Je voulais vous parler de livres ce soir, enfin d'un petit livre en particulier, je garde le gros morceau pour plus tard. J'aime, j'aime beaucoup beaucoup prendre le train seule. Le plaisir de préparer mon sac est toujours intact : rentrer quelques nouveaux morceau dans mon walk man mptrois, est-ce que je prends une petite bouteille d'eau ou pas, et les chewing gum, un petit bout de tricot en n°3, recharger le téléphone -et l'éteindre dans le wagon-, mais je ne vais pas apporter cet hénaurme pavé de 600 pages, il faut que je m'arrête à la maison de la presse. Je crois que c'est le meilleur moment : ça y est, je suis à la gare, suffisamment à l'heure pour choisir ce que je vais lire en train.  Obligé un journal. Mais le Elle ne résiste pas à trois heures de train. Alors je me dirige vers le rayon des poches. Là c'est très très dur. Je me suis déjà acheté de grosses daubes. Ou un nième exemplaire d'un bon Maupassant. Mais à l'occasion de mon dernier voyage en train, il s'est produit un petit miracle. Je tombe sur la couverture d'un Laurie Colwin qui ne me dit rien, mais que je n'ai pas lu. Un peu pressée par le temps, je le prends quand même.

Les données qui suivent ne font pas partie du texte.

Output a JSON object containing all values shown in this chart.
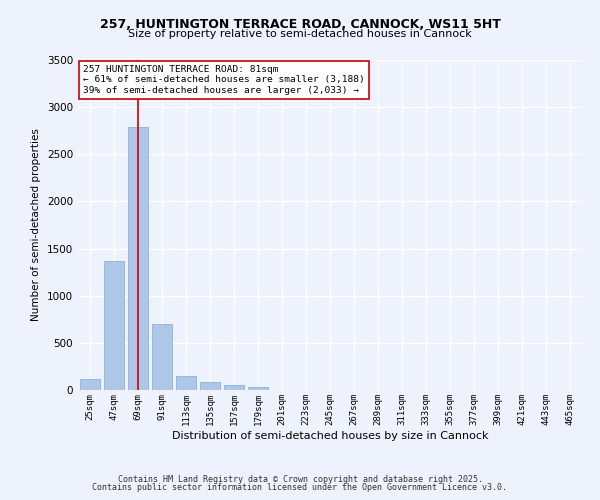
{
  "title1": "257, HUNTINGTON TERRACE ROAD, CANNOCK, WS11 5HT",
  "title2": "Size of property relative to semi-detached houses in Cannock",
  "xlabel": "Distribution of semi-detached houses by size in Cannock",
  "ylabel": "Number of semi-detached properties",
  "categories": [
    "25sqm",
    "47sqm",
    "69sqm",
    "91sqm",
    "113sqm",
    "135sqm",
    "157sqm",
    "179sqm",
    "201sqm",
    "223sqm",
    "245sqm",
    "267sqm",
    "289sqm",
    "311sqm",
    "333sqm",
    "355sqm",
    "377sqm",
    "399sqm",
    "421sqm",
    "443sqm",
    "465sqm"
  ],
  "values": [
    120,
    1370,
    2790,
    700,
    150,
    90,
    50,
    30,
    0,
    0,
    0,
    0,
    0,
    0,
    0,
    0,
    0,
    0,
    0,
    0,
    0
  ],
  "bar_color": "#aec6e8",
  "bar_edge_color": "#7aadd4",
  "vline_x": 2,
  "vline_color": "#cc0000",
  "annotation_text": "257 HUNTINGTON TERRACE ROAD: 81sqm\n← 61% of semi-detached houses are smaller (3,188)\n39% of semi-detached houses are larger (2,033) →",
  "annotation_box_color": "#ffffff",
  "annotation_box_edge": "#cc0000",
  "ylim": [
    0,
    3500
  ],
  "yticks": [
    0,
    500,
    1000,
    1500,
    2000,
    2500,
    3000,
    3500
  ],
  "background_color": "#eef2fc",
  "grid_color": "#ffffff",
  "footer1": "Contains HM Land Registry data © Crown copyright and database right 2025.",
  "footer2": "Contains public sector information licensed under the Open Government Licence v3.0."
}
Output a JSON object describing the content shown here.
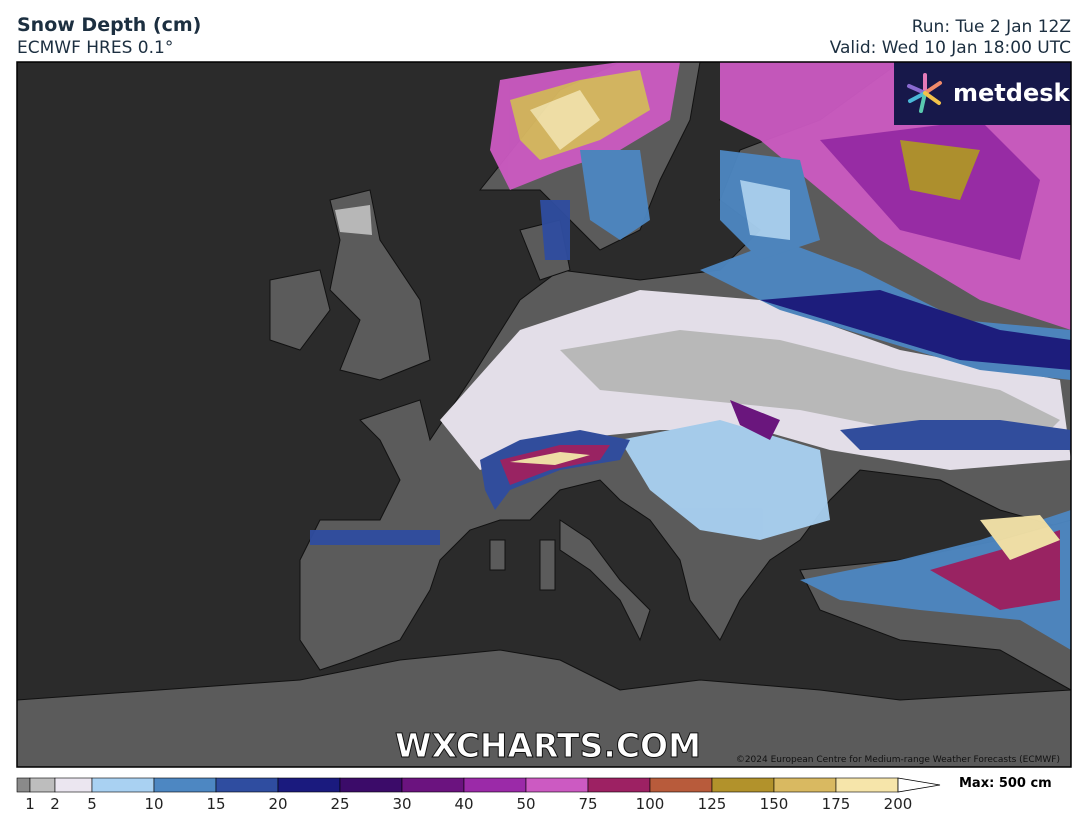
{
  "header": {
    "title": "Snow Depth (cm)",
    "model": "ECMWF HRES 0.1°",
    "run": "Run: Tue 2 Jan 12Z",
    "valid": "Valid: Wed 10 Jan 18:00 UTC"
  },
  "map": {
    "logo": "metdesk",
    "watermark": "WXCHARTS.COM",
    "credit": "©2024 European Centre for Medium-range Weather Forecasts (ECMWF)"
  },
  "legend": {
    "ticks": [
      1,
      2,
      5,
      10,
      15,
      20,
      25,
      30,
      40,
      50,
      75,
      100,
      125,
      150,
      175,
      200
    ],
    "colors": [
      "#8a8a8a",
      "#bdbdbd",
      "#ebe6f0",
      "#a9d1f2",
      "#4d87c2",
      "#2f4da0",
      "#1a1a7e",
      "#3b0b69",
      "#6b137f",
      "#9b2aa8",
      "#cc5ac2",
      "#9d2163",
      "#b85b3b",
      "#b2922b",
      "#d9b961",
      "#f6e5aa",
      "#ffffff"
    ],
    "max": "Max: 500 cm"
  }
}
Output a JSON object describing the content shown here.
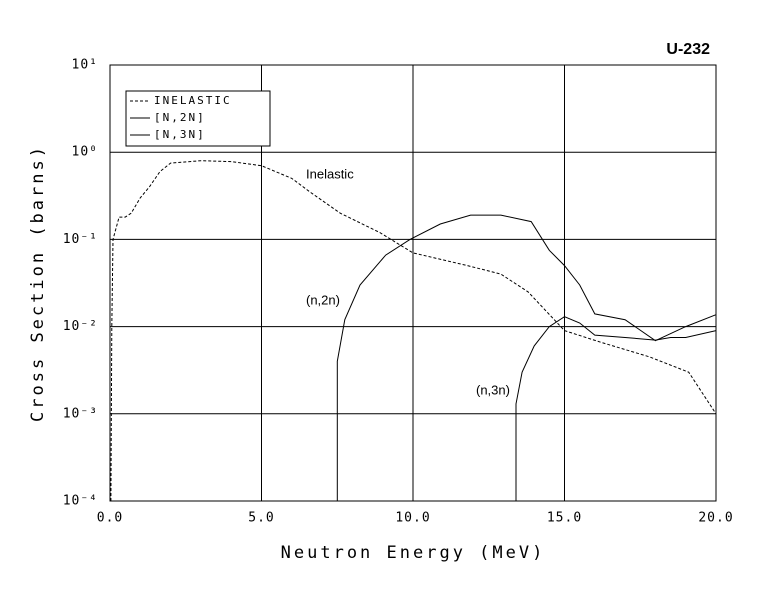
{
  "chart_data": {
    "type": "line",
    "title": "U-232",
    "x_label": "Neutron Energy (MeV)",
    "y_label": "Cross Section (barns)",
    "y_scale": "log",
    "grid": true,
    "legend_position": "upper left",
    "xlim": [
      0,
      20
    ],
    "ylim": [
      0.0001,
      10
    ],
    "xticks": [
      {
        "value": 0,
        "label": "0.0"
      },
      {
        "value": 5,
        "label": "5.0"
      },
      {
        "value": 10,
        "label": "10.0"
      },
      {
        "value": 15,
        "label": "15.0"
      },
      {
        "value": 20,
        "label": "20.0"
      }
    ],
    "yticks": [
      {
        "value": 0.0001,
        "label": "10⁻⁴"
      },
      {
        "value": 0.001,
        "label": "10⁻³"
      },
      {
        "value": 0.01,
        "label": "10⁻²"
      },
      {
        "value": 0.1,
        "label": "10⁻¹"
      },
      {
        "value": 1,
        "label": "10⁰"
      },
      {
        "value": 10,
        "label": "10¹"
      }
    ],
    "series": [
      {
        "name": "INELASTIC",
        "color": "#000000",
        "dashed": true,
        "x": [
          0.03,
          0.06,
          0.1,
          0.3,
          0.5,
          0.7,
          1.0,
          1.3,
          1.65,
          2.0,
          3.0,
          4.0,
          5.0,
          6.0,
          6.6,
          7.6,
          8.9,
          10.0,
          11.8,
          12.9,
          13.8,
          15.0,
          16.2,
          17.8,
          19.1,
          20
        ],
        "values": [
          0.0001,
          0.01,
          0.1,
          0.18,
          0.18,
          0.2,
          0.3,
          0.4,
          0.6,
          0.75,
          0.8,
          0.78,
          0.7,
          0.5,
          0.35,
          0.2,
          0.12,
          0.07,
          0.05,
          0.04,
          0.025,
          0.009,
          0.0066,
          0.0045,
          0.003,
          0.001
        ]
      },
      {
        "name": "[N,2N]",
        "color": "#000000",
        "dashed": false,
        "x": [
          7.5,
          7.5,
          7.75,
          8.25,
          9.1,
          9.9,
          10.9,
          11.9,
          12.9,
          13.9,
          14.5,
          15.0,
          15.5,
          16.0,
          17.0,
          18.0,
          19.0,
          20
        ],
        "values": [
          0.0001,
          0.004,
          0.012,
          0.03,
          0.066,
          0.1,
          0.15,
          0.19,
          0.19,
          0.16,
          0.075,
          0.05,
          0.03,
          0.014,
          0.012,
          0.0069,
          0.01,
          0.0137
        ]
      },
      {
        "name": "[N,3N]",
        "color": "#000000",
        "dashed": false,
        "x": [
          13.4,
          13.4,
          13.6,
          14.0,
          14.5,
          15.0,
          15.5,
          16.0,
          17.0,
          18.0,
          18.5,
          19.0,
          20
        ],
        "values": [
          0.0001,
          0.0013,
          0.003,
          0.006,
          0.01,
          0.013,
          0.011,
          0.008,
          0.0075,
          0.007,
          0.0075,
          0.0075,
          0.009
        ]
      }
    ],
    "annotations": [
      "Inelastic",
      "(n,2n)",
      "(n,3n)"
    ]
  }
}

Je monte dans le train, plie mon imper bien comme il faut, constate avec joie que j'ai une place à côté de la fenêtre dans le sens de la marche. J'étale mon petit bazar, ouvre mon bouquin... et le ferme à Montparnasse, avec l'intention de me trouver illico un café pour m'avachir sur une banquette et savoir comment ça finit. Alors ça, je ne sais pas ce que vous en pensez, mais c'est très très très en haut des gros plaisirs de l'existence : trouver un livre complètement par hasard et ne pas avoir envie de le lâcher.
Ah, oui, je vous vois déjà piaffer : le titre, mais le tiiiiiitre bordel. Enfin non, il n'y a que moi pour être aussi vulgaire, je suis sûre que vous demanderiez poliment "au fait c'est quoi ton bouquin?". C'est "Comment se dire Adieu". J'ai toujours un peu l'impression de lire le même livre avec Laurie Colwin, mais contrairement à Douglass Kennedy, ça ne m'agace pas le moins du monde. En fait non, j'exagère un peu, disons qu'il fait souvent le même portrait de femme : elles sont toujours un peu en marge de leur milieu, sont toujours dans la difficulté de franchir un étape, de s'engager. Mais sans mièvrerie, ni introspection. Au contraire, elles ont toujours pas mal d'humour. Elle arrive à trouver un équilibre assez intéressant entre le détachement et le dérapage, enfin j'aime beaucoup. Et puis, sans vous raconter l'histoire, juste un petit truc, l'histoire commence quand l'héroïne part en tournée avec un groupe de soul music...
A, juste un truc, quand vous l'aurez lu, vous me direz : à votre avis, qu'est-ce qu'elle fait à la fin ?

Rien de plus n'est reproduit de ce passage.